Canon Develops Terahertz Device with Highest Output

Canon Inc. develops a terahertz device featuring compact size and highest output1. The device’s high output and high directivity2 were achieved through Canon’s semiconductor device design and manufacturing technology. In the years to come, terahertz technology is expected to be widely used in such fields, as next-generation sensing and data transmission.

Canon’s newly developed terahertz device

Terahertz Potential Use in 6G

Terahertz waves are a type of electromagnetic wave that possess a wavelength between that of radio waves and light while possessing characteristics of both. Compared with widely used X-rays, they are ideal for scanning underneath the surface of objects without causing harm to the human body. Thanks to such characteristics, the use of this technology is expected in locations that experience heavy pedestrian traffic, such as entrances to amusement parks and event spaces. This makes possible security countermeasures with high throughput that do not disrupt the flow of pedestrian traffic.
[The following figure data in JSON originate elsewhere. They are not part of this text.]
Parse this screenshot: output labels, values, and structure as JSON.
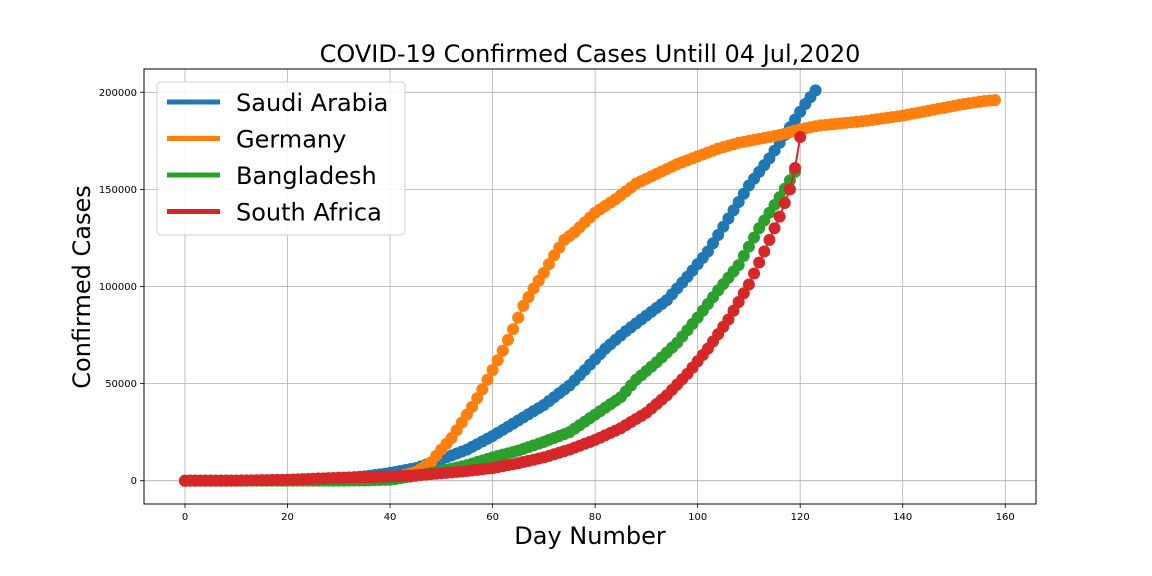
{
  "chart_data": {
    "type": "scatter",
    "title": "COVID-19 Confirmed Cases Untill 04 Jul,2020",
    "xlabel": "Day Number",
    "ylabel": "Confirmed Cases",
    "xlim": [
      -8,
      166
    ],
    "ylim": [
      -12000,
      212000
    ],
    "xticks": [
      0,
      20,
      40,
      60,
      80,
      100,
      120,
      140,
      160
    ],
    "yticks": [
      0,
      50000,
      100000,
      150000,
      200000
    ],
    "grid": true,
    "legend_position": "top-left",
    "series": [
      {
        "name": "Saudi Arabia",
        "color": "#1f77b4",
        "points": [
          [
            0,
            0
          ],
          [
            10,
            50
          ],
          [
            20,
            200
          ],
          [
            30,
            1300
          ],
          [
            35,
            2200
          ],
          [
            40,
            4000
          ],
          [
            45,
            6500
          ],
          [
            50,
            11000
          ],
          [
            55,
            16000
          ],
          [
            60,
            23000
          ],
          [
            65,
            31000
          ],
          [
            70,
            39000
          ],
          [
            75,
            49000
          ],
          [
            78,
            57000
          ],
          [
            82,
            68000
          ],
          [
            86,
            77000
          ],
          [
            90,
            85000
          ],
          [
            94,
            93000
          ],
          [
            98,
            105000
          ],
          [
            102,
            118000
          ],
          [
            106,
            135000
          ],
          [
            110,
            152000
          ],
          [
            114,
            166000
          ],
          [
            118,
            182000
          ],
          [
            121,
            194000
          ],
          [
            123,
            201000
          ]
        ]
      },
      {
        "name": "Germany",
        "color": "#ff7f0e",
        "points": [
          [
            0,
            0
          ],
          [
            10,
            20
          ],
          [
            20,
            50
          ],
          [
            30,
            150
          ],
          [
            35,
            300
          ],
          [
            40,
            1000
          ],
          [
            45,
            4500
          ],
          [
            48,
            9500
          ],
          [
            50,
            16000
          ],
          [
            52,
            22000
          ],
          [
            54,
            30000
          ],
          [
            56,
            38000
          ],
          [
            58,
            47000
          ],
          [
            60,
            57000
          ],
          [
            62,
            67000
          ],
          [
            64,
            78000
          ],
          [
            66,
            90000
          ],
          [
            68,
            99000
          ],
          [
            70,
            107000
          ],
          [
            72,
            116000
          ],
          [
            74,
            124000
          ],
          [
            76,
            128000
          ],
          [
            78,
            133000
          ],
          [
            80,
            138000
          ],
          [
            84,
            145000
          ],
          [
            88,
            153000
          ],
          [
            92,
            158000
          ],
          [
            96,
            163000
          ],
          [
            100,
            167000
          ],
          [
            104,
            171000
          ],
          [
            108,
            174000
          ],
          [
            112,
            176000
          ],
          [
            116,
            178000
          ],
          [
            120,
            181000
          ],
          [
            124,
            183000
          ],
          [
            128,
            184000
          ],
          [
            132,
            185000
          ],
          [
            136,
            186500
          ],
          [
            140,
            188000
          ],
          [
            144,
            190000
          ],
          [
            148,
            192000
          ],
          [
            152,
            194000
          ],
          [
            156,
            195500
          ],
          [
            158,
            196000
          ]
        ]
      },
      {
        "name": "Bangladesh",
        "color": "#2ca02c",
        "points": [
          [
            0,
            0
          ],
          [
            10,
            10
          ],
          [
            20,
            30
          ],
          [
            30,
            50
          ],
          [
            35,
            100
          ],
          [
            40,
            500
          ],
          [
            45,
            2500
          ],
          [
            50,
            5000
          ],
          [
            55,
            8000
          ],
          [
            60,
            12000
          ],
          [
            65,
            15500
          ],
          [
            70,
            20000
          ],
          [
            75,
            25000
          ],
          [
            80,
            34000
          ],
          [
            85,
            43000
          ],
          [
            88,
            52000
          ],
          [
            92,
            61000
          ],
          [
            96,
            71000
          ],
          [
            100,
            84000
          ],
          [
            104,
            98000
          ],
          [
            108,
            111000
          ],
          [
            112,
            130000
          ],
          [
            116,
            146000
          ],
          [
            119,
            159000
          ]
        ]
      },
      {
        "name": "South Africa",
        "color": "#d62728",
        "points": [
          [
            0,
            0
          ],
          [
            10,
            50
          ],
          [
            20,
            500
          ],
          [
            30,
            1500
          ],
          [
            35,
            1800
          ],
          [
            40,
            2200
          ],
          [
            45,
            2800
          ],
          [
            50,
            3800
          ],
          [
            55,
            5000
          ],
          [
            60,
            6500
          ],
          [
            65,
            9000
          ],
          [
            70,
            12000
          ],
          [
            75,
            16000
          ],
          [
            80,
            21000
          ],
          [
            85,
            27000
          ],
          [
            90,
            35000
          ],
          [
            94,
            44000
          ],
          [
            98,
            55000
          ],
          [
            102,
            68000
          ],
          [
            106,
            83000
          ],
          [
            110,
            101000
          ],
          [
            113,
            118000
          ],
          [
            116,
            136000
          ],
          [
            118,
            150000
          ],
          [
            119,
            161000
          ],
          [
            120,
            177000
          ]
        ]
      }
    ]
  }
}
Moreover, experimentation towards the use of terahertz waves in next-generation 6G signal transmission is ongoing. Thus, there is potential for its use in high-speed, high-volume data transmission.

Conceptual visual of terahertz waves used in security applications

Resonant-Tunneling Diodes

The new device developed by Canon produces output stronger than terahertz waves and more easily directed. Thus, it contributes to technological innovation and product development in a wide range of fields. Also, it will assist in the development of industries and societies that utilize terahertz wave technology.
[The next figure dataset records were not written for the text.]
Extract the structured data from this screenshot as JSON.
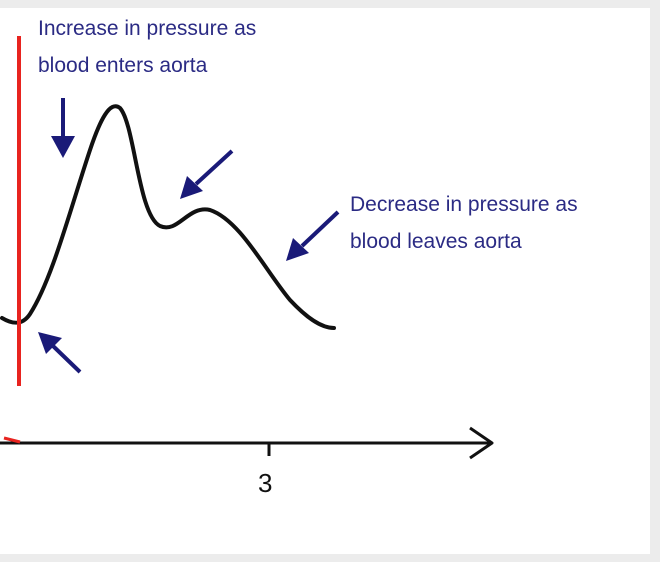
{
  "annotations": {
    "increase_line1": "Increase in pressure as",
    "increase_line2": "blood enters aorta",
    "decrease_line1": "Decrease in pressure as",
    "decrease_line2": "blood leaves aorta"
  },
  "axis": {
    "tick_label": "3"
  },
  "colors": {
    "curve": "#111111",
    "marker_line": "#e8231f",
    "arrows": "#1a1a78",
    "annotation_text": "#2b2b84",
    "axis": "#111111"
  },
  "icons": [
    "arrow-down-icon",
    "arrow-down-left-icon",
    "arrow-up-left-icon"
  ]
}
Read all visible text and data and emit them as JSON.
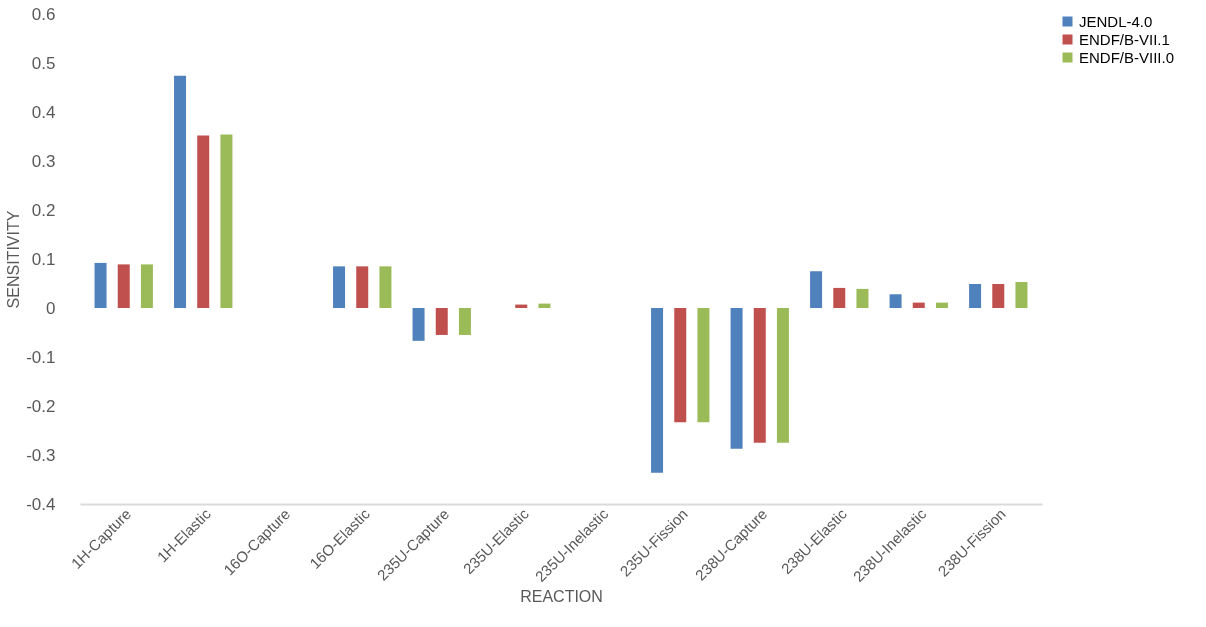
{
  "chart_data": {
    "type": "bar",
    "xlabel": "REACTION",
    "ylabel": "SENSITIVITY",
    "categories": [
      "1H-Capture",
      "1H-Elastic",
      "16O-Capture",
      "16O-Elastic",
      "235U-Capture",
      "235U-Elastic",
      "235U-Inelastic",
      "235U-Fission",
      "238U-Capture",
      "238U-Elastic",
      "238U-Inelastic",
      "238U-Fission"
    ],
    "series": [
      {
        "name": "JENDL-4.0",
        "color": "#4f81bd",
        "values": [
          0.092,
          0.474,
          null,
          0.085,
          -0.067,
          null,
          null,
          -0.336,
          -0.287,
          0.075,
          0.028,
          0.049
        ]
      },
      {
        "name": "ENDF/B-VII.1",
        "color": "#c0504d",
        "values": [
          0.089,
          0.352,
          null,
          0.085,
          -0.055,
          0.007,
          null,
          -0.233,
          -0.275,
          0.041,
          0.011,
          0.049
        ]
      },
      {
        "name": "ENDF/B-VIII.0",
        "color": "#9bbb59",
        "values": [
          0.089,
          0.354,
          null,
          0.085,
          -0.055,
          0.009,
          null,
          -0.233,
          -0.275,
          0.039,
          0.011,
          0.053
        ]
      }
    ],
    "ylim": [
      -0.4,
      0.6
    ],
    "yticks": [
      -0.4,
      -0.3,
      -0.2,
      -0.1,
      0,
      0.1,
      0.2,
      0.3,
      0.4,
      0.5,
      0.6
    ],
    "grid": false,
    "legend": "right"
  }
}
Specifically, devices that generate terahertz waves require a high electrical output, and therefore large-sized components. This is one of the most pressing issues for terahertz technology. However, the newly developed semiconductor device employs Resonant-Tunneling Diodes (RTD)3, which is characterized by the emission of terahertz waves from an “active antenna,” i.e., an antenna integrated with a semiconductor device. Thus, frequency multipliers4 and other such components utilized in conventional devices are no longer needed, allowing for a device size approximately 1000x smaller5.
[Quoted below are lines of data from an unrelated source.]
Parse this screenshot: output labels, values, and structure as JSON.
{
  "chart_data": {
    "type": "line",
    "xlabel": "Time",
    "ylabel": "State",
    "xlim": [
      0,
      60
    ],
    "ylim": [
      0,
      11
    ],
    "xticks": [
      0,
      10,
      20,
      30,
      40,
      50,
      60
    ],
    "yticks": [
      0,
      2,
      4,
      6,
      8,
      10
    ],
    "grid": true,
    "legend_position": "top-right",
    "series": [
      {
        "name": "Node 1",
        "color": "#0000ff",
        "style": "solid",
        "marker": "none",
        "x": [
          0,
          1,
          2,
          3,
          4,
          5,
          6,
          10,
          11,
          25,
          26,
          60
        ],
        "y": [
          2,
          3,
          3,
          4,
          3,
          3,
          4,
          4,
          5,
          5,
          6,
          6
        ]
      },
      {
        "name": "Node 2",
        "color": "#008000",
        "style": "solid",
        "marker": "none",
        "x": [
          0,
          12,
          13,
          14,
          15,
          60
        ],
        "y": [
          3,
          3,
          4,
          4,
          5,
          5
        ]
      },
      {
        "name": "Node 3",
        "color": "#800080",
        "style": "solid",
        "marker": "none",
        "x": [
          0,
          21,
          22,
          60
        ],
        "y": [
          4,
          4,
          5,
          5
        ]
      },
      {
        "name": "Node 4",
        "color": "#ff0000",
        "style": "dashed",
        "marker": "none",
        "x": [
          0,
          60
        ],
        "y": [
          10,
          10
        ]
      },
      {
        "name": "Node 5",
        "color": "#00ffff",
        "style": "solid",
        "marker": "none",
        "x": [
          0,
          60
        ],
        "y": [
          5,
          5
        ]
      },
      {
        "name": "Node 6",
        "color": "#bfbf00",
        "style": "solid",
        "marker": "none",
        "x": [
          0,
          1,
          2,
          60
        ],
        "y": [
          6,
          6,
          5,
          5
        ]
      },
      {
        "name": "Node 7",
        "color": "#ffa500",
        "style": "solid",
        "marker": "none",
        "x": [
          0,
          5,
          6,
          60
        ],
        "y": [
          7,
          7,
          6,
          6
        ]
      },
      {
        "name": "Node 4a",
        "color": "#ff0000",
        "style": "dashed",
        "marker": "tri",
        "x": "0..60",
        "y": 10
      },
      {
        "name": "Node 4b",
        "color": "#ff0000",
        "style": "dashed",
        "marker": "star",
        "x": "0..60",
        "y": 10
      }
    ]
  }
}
Thus far, creating compact devices that utilize RTDs results in lower output. However, Canon has successfully developed an active antenna array. It contains 36 active antennas on a single semiconductor chip and is able to combine the output of all antennas, thereby making possible the highest output of approximately 10x6.

Moreover, there is another challenge facing terahertz wave technology. Specifically, terahertz waves emitted by antennas of conventional devices tend to disperse, and thus cannot travel long distances. Canon’s proprietary design technology enabled the synchronization of all antennas in an antenna array. As a result, the company achieved high directivity, approximately 20x7 that of a conventional single-antenna device, without the need for lenses or other optical technology. This in turn makes possible long-range imaging and signal transmission using a more compact device.

1Among 450 GHz output semiconductor devices. As of December 28, 2022. Based on Canon research.

2Directivity refers to the way in which the strength of an emitted electromagnetic signal or light varies depending on the direction. High directivity means that energy can be concentrated in a single direction.

3A diode that utilizes the phenomenon of tunneling through electron resonance walls originating from nanoscale structures of semiconductor devices. This compact electron device is capable of directly generating terahertz waves at room temperature.

4A device that converts and outputs input signal frequency to integer multiples.

5Comparison of device volume between Canon device and conventional devices such as those using antennas or frequency multipliers and conversion lenses.

6Comparison between a conventional single-antenna semiconductor device (approx. 1mW) and new Canon device (approx. 11.8mW). Based on Canon research.

7Comparison of antenna gain between a conventional single-antenna semiconductor device (non-synchronized, no lens, approx. 10dB) and new Canon device (synchronized, approx. 24dB). Based on Canon research. Antenna gain is a key performance parameter, which indicates ability to accumulate and output signal strength depending on direction. A higher antenna gain means higher performance of the antenna. A difference of about 14dB in antenna gain corresponds to a difference of about 20 times in terms of strength.